Reporter: Eldo Christoffel Rafael | Editor: Noverius Laoli
KONTAN.CO.ID - JAKARTA. Badan Penyelenggara Jaminan Sosial (BPJS) Kesehatan masih dibekap berbagai masalah yang bermuara pada defisit dana. Kebijakan menaikkan iuran dianggap bukan solusi ampuh membenahi pengelolaan BPJS Kesehatan yang diharapkan semua pihak.
Defisit BPJS Kesehatan itupun dikeluhkan para praktisi bidang kesehatan, terutama manajemen rumah sakit dan klinik swasta.
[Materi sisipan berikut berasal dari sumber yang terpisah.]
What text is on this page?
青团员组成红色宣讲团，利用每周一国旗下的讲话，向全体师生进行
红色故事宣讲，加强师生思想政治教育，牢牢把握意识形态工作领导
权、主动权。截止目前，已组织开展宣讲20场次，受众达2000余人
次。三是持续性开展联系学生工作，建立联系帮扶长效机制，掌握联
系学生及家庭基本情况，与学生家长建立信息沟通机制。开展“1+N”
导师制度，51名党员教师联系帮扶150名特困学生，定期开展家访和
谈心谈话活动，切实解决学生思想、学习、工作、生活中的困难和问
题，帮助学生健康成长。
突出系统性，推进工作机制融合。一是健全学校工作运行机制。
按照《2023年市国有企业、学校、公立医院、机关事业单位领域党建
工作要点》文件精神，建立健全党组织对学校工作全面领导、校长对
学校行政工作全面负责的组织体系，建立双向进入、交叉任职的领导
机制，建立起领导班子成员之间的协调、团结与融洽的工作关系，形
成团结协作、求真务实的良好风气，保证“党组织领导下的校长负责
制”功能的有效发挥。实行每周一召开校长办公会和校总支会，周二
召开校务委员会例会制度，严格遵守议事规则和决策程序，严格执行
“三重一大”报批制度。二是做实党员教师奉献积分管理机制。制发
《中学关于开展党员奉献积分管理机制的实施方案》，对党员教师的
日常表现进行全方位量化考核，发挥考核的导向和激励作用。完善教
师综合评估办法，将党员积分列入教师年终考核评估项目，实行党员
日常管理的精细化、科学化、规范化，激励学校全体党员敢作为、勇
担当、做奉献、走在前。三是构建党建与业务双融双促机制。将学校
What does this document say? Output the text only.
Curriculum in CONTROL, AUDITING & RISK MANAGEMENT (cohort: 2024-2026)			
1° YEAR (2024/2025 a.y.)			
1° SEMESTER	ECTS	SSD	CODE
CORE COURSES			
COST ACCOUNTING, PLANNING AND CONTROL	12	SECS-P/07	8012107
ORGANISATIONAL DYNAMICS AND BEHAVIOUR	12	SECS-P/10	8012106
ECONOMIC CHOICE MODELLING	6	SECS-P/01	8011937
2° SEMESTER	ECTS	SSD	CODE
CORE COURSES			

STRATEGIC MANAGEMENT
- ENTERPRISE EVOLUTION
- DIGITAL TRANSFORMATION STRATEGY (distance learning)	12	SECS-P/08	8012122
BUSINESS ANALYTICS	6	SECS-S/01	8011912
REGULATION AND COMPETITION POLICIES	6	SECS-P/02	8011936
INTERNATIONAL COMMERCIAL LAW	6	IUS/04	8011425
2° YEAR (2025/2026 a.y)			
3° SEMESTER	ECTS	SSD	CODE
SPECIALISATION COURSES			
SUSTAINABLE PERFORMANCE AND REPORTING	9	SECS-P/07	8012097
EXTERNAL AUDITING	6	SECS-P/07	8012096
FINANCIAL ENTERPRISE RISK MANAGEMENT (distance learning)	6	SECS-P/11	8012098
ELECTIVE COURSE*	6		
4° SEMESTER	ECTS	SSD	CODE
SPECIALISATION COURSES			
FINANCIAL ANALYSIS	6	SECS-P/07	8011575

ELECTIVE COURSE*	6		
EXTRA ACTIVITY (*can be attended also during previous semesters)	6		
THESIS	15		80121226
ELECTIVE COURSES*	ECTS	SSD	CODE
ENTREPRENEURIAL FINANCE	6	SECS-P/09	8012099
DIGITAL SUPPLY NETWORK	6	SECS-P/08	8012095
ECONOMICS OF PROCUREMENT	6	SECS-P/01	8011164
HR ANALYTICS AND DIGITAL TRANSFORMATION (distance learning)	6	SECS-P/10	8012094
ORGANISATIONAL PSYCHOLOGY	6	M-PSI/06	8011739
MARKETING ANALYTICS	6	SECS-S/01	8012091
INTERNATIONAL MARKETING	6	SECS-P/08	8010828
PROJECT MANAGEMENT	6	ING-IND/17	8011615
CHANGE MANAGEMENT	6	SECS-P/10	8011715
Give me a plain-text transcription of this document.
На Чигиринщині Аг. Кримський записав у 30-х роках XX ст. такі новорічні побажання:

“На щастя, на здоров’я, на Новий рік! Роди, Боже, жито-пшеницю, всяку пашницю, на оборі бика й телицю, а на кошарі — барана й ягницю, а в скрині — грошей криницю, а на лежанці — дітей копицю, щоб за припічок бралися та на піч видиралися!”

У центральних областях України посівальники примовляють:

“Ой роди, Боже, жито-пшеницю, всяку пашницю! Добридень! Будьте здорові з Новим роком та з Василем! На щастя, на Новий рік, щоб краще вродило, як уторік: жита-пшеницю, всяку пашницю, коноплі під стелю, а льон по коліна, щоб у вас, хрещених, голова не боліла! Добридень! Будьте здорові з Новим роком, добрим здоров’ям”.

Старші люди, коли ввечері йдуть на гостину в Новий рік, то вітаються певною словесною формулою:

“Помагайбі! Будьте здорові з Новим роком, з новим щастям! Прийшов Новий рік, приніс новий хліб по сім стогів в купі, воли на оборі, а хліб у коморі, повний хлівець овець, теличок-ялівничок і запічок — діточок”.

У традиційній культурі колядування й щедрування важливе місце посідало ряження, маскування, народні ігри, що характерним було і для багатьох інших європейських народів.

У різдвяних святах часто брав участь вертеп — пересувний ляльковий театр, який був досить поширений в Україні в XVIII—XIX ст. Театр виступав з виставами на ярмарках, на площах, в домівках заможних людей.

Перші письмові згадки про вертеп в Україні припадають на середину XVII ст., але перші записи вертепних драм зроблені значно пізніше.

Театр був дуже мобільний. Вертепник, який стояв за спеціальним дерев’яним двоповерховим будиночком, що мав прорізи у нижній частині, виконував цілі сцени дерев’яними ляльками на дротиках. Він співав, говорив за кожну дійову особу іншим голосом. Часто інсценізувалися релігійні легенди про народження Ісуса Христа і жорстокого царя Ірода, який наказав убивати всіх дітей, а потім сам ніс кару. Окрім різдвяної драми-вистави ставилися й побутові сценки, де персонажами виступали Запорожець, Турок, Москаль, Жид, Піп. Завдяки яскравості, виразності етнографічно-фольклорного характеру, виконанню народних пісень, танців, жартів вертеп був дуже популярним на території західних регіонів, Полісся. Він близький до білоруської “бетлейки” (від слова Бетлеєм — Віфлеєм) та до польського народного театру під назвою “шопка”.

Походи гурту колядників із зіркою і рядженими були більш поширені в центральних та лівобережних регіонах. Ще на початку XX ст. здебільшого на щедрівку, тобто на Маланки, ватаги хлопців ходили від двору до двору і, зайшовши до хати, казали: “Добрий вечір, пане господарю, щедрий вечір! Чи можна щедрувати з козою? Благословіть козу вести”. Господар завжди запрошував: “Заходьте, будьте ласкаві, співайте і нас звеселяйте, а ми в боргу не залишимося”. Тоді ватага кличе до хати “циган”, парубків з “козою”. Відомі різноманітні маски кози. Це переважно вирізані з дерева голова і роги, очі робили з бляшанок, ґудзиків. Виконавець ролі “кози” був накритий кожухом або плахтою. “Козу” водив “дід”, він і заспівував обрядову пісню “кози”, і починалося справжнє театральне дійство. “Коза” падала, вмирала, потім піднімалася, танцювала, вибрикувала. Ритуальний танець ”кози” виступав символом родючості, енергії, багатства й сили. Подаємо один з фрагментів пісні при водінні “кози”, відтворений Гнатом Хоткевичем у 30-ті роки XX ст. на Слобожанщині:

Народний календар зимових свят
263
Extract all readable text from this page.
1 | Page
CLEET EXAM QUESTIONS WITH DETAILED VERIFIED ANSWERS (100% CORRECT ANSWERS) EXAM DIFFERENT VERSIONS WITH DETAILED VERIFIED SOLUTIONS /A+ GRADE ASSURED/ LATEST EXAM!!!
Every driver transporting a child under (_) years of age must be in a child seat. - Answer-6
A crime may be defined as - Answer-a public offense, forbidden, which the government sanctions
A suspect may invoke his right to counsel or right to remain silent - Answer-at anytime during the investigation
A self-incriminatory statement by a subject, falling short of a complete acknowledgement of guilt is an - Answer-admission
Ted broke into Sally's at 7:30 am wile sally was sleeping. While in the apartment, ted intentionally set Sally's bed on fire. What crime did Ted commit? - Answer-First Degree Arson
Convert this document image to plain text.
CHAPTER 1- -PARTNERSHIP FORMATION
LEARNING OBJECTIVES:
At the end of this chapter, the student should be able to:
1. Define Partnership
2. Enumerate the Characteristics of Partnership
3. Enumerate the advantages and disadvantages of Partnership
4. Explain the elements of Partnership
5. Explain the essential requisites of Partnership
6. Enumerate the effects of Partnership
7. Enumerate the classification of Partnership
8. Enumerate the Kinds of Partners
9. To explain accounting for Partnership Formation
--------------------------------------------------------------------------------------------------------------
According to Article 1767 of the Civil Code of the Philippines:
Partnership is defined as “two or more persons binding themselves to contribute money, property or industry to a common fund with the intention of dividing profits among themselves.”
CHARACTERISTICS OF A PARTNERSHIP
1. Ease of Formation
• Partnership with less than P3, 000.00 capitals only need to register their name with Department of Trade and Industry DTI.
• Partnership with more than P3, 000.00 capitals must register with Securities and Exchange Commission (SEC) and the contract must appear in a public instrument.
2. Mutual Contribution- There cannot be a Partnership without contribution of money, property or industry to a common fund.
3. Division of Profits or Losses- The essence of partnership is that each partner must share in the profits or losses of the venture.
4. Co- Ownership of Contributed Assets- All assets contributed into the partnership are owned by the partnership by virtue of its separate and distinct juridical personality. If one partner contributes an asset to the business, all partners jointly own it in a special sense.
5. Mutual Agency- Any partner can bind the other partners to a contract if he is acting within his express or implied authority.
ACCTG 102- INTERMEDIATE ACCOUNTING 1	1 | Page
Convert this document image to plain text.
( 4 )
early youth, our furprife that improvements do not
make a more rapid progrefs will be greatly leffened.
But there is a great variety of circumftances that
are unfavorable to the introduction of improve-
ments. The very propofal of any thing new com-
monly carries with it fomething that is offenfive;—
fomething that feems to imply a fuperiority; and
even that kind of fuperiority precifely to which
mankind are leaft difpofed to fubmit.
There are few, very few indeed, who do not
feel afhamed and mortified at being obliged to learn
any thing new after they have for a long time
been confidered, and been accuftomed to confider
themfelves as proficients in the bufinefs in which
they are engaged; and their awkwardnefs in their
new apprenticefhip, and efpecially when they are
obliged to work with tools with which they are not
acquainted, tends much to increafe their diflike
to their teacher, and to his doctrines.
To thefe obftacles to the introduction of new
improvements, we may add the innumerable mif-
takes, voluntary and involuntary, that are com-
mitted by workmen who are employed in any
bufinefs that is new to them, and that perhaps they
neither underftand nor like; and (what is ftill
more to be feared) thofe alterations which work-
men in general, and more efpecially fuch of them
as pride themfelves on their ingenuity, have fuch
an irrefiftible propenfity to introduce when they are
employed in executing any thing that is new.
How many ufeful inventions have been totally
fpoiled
Bahkan, sejalan dengan defisit tersebut, pada tahun ini tunggakan BPJS Kesehatan kepada rumah sakit di seluruh Indonesia, makin menumpuk.
Berdasarkan catatan Perhimpunan Rumah Sakit Seluruh Indonesia (Persi), tunggakan BPJS Kesehatan pada 2019 telah mencapai Rp 6,5 triliun.
Baca Juga: Pendapatan Phapros (PEHA) diproyeksi naik 11,9%, ini rekomendasi Danareksa Sekuritas
Akibatnya, banyak rumah sakit yang didera kendala operasional, seperti putusnya pasokan obat dari para vendor karena ketiadaan dana, hingga tunggakan gaji kepada para dokter.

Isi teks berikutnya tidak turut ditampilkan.